L'argent est confié à la Commission mixte internationale, un organisme où siègent des représentants canadiens et américains. Le député Paradis entend rencontrer le président de la CMI, Gordon Walker, d'ici peu. Il lui fera état de la situation du lac Champlain et de son plan pour trouver une solution. «Ce comité a une expertise. On va travailler avec eux et avec nos collègues au Vermont pour identifier des solutions et mettre en place un échéancier.»

Affaires étrangères

Les discussions pour identifier une solution impliqueront le ministère des Affaires étrangères, a dit M. Paradis. La présence de ce ministère peut étonner dans un dossier environnemental, convient-il, mais elle est indispensable puisque la CMI relève de lui.
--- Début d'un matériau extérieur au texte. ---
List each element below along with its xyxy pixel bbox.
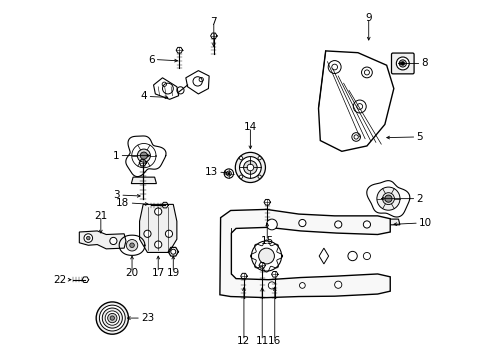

Concevoir une grille de solutions pourrait se faire assez rapidement, selon M. Paradis. D'ici l'été 2017, pense-t-il. Le plus difficile sera de passer à travers tous les processus des ministères de l'Environnement du Canada et du Québec pour obtenir l'autorisation d'intervenir physiquement dans un cours d'eau. «Ça, c'est le côté politique. On va faire le travail pour que ça soit accepté. On a une responsabilité que l'eau dans nos lacs et rivières soit propre», dit-il.
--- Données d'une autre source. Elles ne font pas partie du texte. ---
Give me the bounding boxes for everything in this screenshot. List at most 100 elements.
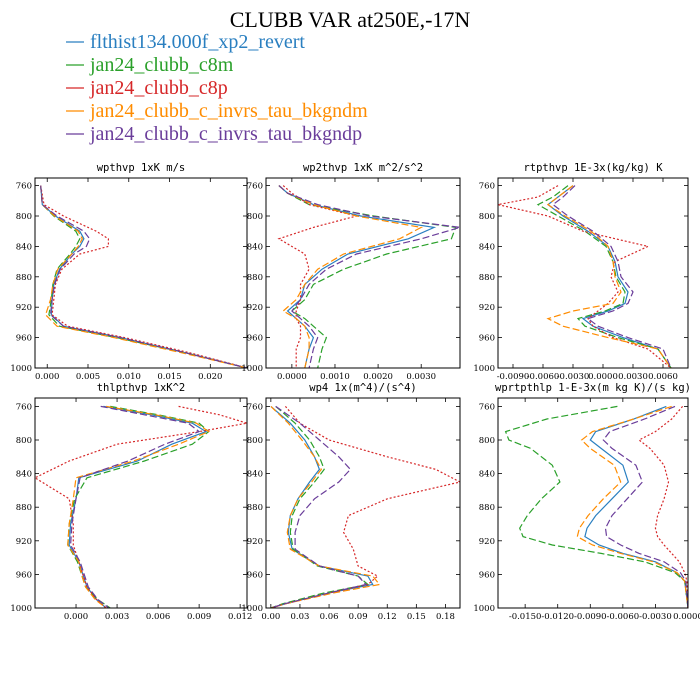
series-line-jan24_clubb_c8p: [637, 406, 688, 608]
x-tick-label: -0.0030: [639, 612, 672, 622]
panel-title: thlpthvp 1xK^2: [97, 382, 186, 394]
y-tick-label: 960: [16, 334, 32, 344]
y-tick-label: 800: [479, 212, 495, 222]
panel-1: wpthvp 1xK m/s 760 800 840 880 920 960 1000 0.00…: [10, 162, 248, 382]
series-line-jan24_clubb_c8p: [277, 185, 357, 368]
x-tick-label: 0.009: [187, 612, 211, 622]
y-tick-label: 880: [479, 273, 495, 283]
y-tick-label: 760: [16, 402, 32, 412]
y-tick-label: 760: [479, 402, 495, 412]
x-tick-label: 0.0000: [277, 372, 307, 382]
x-tick-label: 0.12: [378, 612, 397, 622]
panel-title: wp2thvp 1xK m^2/s^2: [303, 162, 423, 174]
plot-frame: [497, 177, 689, 369]
y-tick-label: 840: [479, 242, 495, 252]
x-tick-label: 0.09: [349, 612, 368, 622]
y-tick-label: 800: [16, 436, 32, 446]
y-tick-label: 800: [247, 212, 263, 222]
y-tick-label: 840: [247, 470, 263, 480]
y-tick-label: 800: [479, 436, 495, 446]
y-tick-label: 880: [247, 503, 263, 513]
panels: wpthvp 1xK m/s 760 800 840 880 920 960 1000 0.00…: [10, 162, 700, 622]
series-line-jan24_clubb_c_invrs_tau_bkgndm: [40, 185, 247, 368]
figure-title: CLUBB VAR at250E,-17N: [230, 7, 471, 32]
y-tick-label: 880: [16, 503, 32, 513]
panel-2: wp2thvp 1xK m^2/s^2 760 800 840 880 920 960 100…: [241, 162, 461, 382]
y-tick-label: 840: [247, 242, 263, 252]
x-tick-label: 0.0010: [320, 372, 350, 382]
series-line-jan24_clubb_c_invrs_tau_bkgndp: [602, 405, 688, 608]
y-tick-label: 920: [479, 303, 495, 313]
series-line-flthist134.000f_xp2_revert: [40, 185, 247, 368]
x-tick-label: -0.0150: [509, 612, 542, 622]
panel-title: wpthvp 1xK m/s: [97, 162, 186, 174]
panel-6: wprtpthlp 1-E-3x(m kg K)/(s kg)760 800 840…: [473, 382, 700, 622]
legend-label: jan24_clubb_c8p: [89, 77, 228, 99]
x-tick-label: 0.0060: [648, 372, 678, 382]
series-line-jan24_clubb_c_invrs_tau_bkgndp: [69, 405, 201, 608]
y-tick-label: 880: [479, 503, 495, 513]
x-tick-label: -0.0060: [527, 372, 560, 382]
x-tick-label: 0.012: [228, 612, 252, 622]
series-line-jan24_clubb_c_invrs_tau_bkgndm: [67, 405, 210, 608]
x-tick-label: 0.0030: [406, 372, 436, 382]
legend: flthist134.000f_xp2_revertjan24_clubb_c8…: [66, 31, 368, 145]
x-tick-label: 0.003: [105, 612, 129, 622]
y-tick-label: 840: [479, 470, 495, 480]
series-group: [504, 405, 688, 608]
y-tick-label: 960: [479, 334, 495, 344]
x-tick-label: 0.010: [117, 372, 141, 382]
series-group: [35, 405, 247, 608]
series-line-jan24_clubb_c_invrs_tau_bkgndp: [270, 405, 368, 608]
y-tick-label: 960: [247, 334, 263, 344]
series-line-jan24_clubb_c8m: [504, 405, 688, 608]
x-tick-label: 0.000: [64, 612, 88, 622]
y-tick-label: 880: [16, 273, 32, 283]
y-tick-label: 920: [247, 303, 263, 313]
x-tick-label: -0.0060: [607, 612, 640, 622]
panel-title: wprtpthlp 1-E-3x(m kg K)/(s kg): [495, 382, 691, 394]
x-tick-label: 0.006: [146, 612, 170, 622]
x-tick-label: 0.00: [261, 612, 280, 622]
legend-label: jan24_clubb_c_invrs_tau_bkgndp: [89, 123, 362, 145]
x-tick-label: 0.0000: [588, 372, 618, 382]
series-line-jan24_clubb_c_invrs_tau_bkgndm: [576, 405, 688, 608]
y-tick-label: 1000: [10, 604, 32, 614]
y-tick-label: 1000: [241, 364, 263, 374]
series-line-jan24_clubb_c_invrs_tau_bkgndp: [278, 185, 460, 368]
plot-frame: [497, 397, 689, 609]
y-tick-label: 880: [247, 273, 263, 283]
x-tick-label: 0.020: [198, 372, 222, 382]
legend-label: jan24_clubb_c8m: [89, 54, 234, 76]
series-group: [270, 405, 460, 608]
series-group: [277, 185, 460, 368]
x-tick-label: 0.06: [320, 612, 339, 622]
x-tick-label: 0.03: [290, 612, 309, 622]
x-tick-label: -0.0030: [557, 372, 590, 382]
series-line-jan24_clubb_c_invrs_tau_bkgndm: [270, 405, 381, 608]
y-tick-label: 800: [16, 212, 32, 222]
series-line-jan24_clubb_c_invrs_tau_bkgndp: [552, 185, 672, 368]
y-tick-label: 1000: [10, 364, 32, 374]
x-tick-label: 0.0000: [673, 612, 700, 622]
y-tick-label: 760: [16, 182, 32, 192]
y-tick-label: 920: [16, 303, 32, 313]
series-line-jan24_clubb_c8m: [536, 185, 672, 368]
y-tick-label: 920: [16, 537, 32, 547]
y-tick-label: 1000: [473, 604, 495, 614]
y-tick-label: 760: [247, 402, 263, 412]
y-tick-label: 1000: [473, 364, 495, 374]
x-tick-label: 0.18: [436, 612, 455, 622]
series-line-jan24_clubb_c8m: [278, 185, 457, 368]
y-tick-label: 840: [16, 242, 32, 252]
x-tick-label: 0.005: [76, 372, 100, 382]
plot-frame: [265, 397, 461, 609]
y-tick-label: 920: [479, 537, 495, 547]
panel-title: rtpthvp 1E-3x(kg/kg) K: [523, 162, 663, 174]
series-line-jan24_clubb_c8m: [270, 405, 370, 608]
plot-frame: [34, 397, 248, 609]
panel-4: thlpthvp 1xK^2 760 800 840 880 920 960 1000 0.00…: [10, 382, 252, 622]
series-line-jan24_clubb_c_invrs_tau_bkgndm: [278, 185, 424, 368]
panel-3: rtpthvp 1E-3x(kg/kg) K 760 800 840 880 920 960…: [473, 162, 689, 382]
Des interventions pourraient être réalisées également dans les rivières Aux-Brochets et Missisquoi, les deux principaux tributaires du lac Champlain du côté québécois, a indiqué M. Paradis. Les deux rivières affichent de hauts taux de phosphore.

Filtrer l'eau en amont

Le lac Champlain est saturé de phosphore, souligne Jacques Landry. Il faut stopper les sources pour espérer venir à bout des algues bleues, pense le maire de Venise-en-Québec. Est-ce possible de filtrer l'eau des principaux tributaires du lac? demande-t-il.

«Il faut que l'eau qui entre dans le lac soit propre. Sinon, on travaille pour rien. Est-ce qu'on peut trouver une façon de l'intercepter avant, de la filtrer ? Est-ce que c'est réalisable? Il faut qu'on s'en parle et qu'on détermine comment on peut le faire», explique M. Landry.

L'amélioration des bandes riveraines et de meilleures pratiques agricoles ne suffiront pas à réduire la charge de phosphore dans les cours d'eau liés au lac Champlain, croit-il. D'où son penchant pour une solution physique dans ceux-ci.

Porte-étendard de la campagne No more phosphore l'automne dernier, en pleine campagne électorale fédérale, M. Landry estime qu'elle a atteint ses objectifs. Il est temps de lancer la deuxième phase, dit-il. «On a réussi la première étape en sensibilisant les gens et les élus. Que fait-on maintenant pour les solutions? Il faut que les gens restent regroupés et proposent des solutions. C'est à eux de porter ça maintenant, avec notre appui bien sûr. Plus on est, plus d'impact on aura.»

Les efforts seront éventuellement récompensés, croit-il. «On ne pourra pas régler tout ça en six mois. Oubliez ça. C'est un problème qui n'est pas facile à régler, qui est très gros. Ça va prendre de petites victoires. Là, on va avancer.»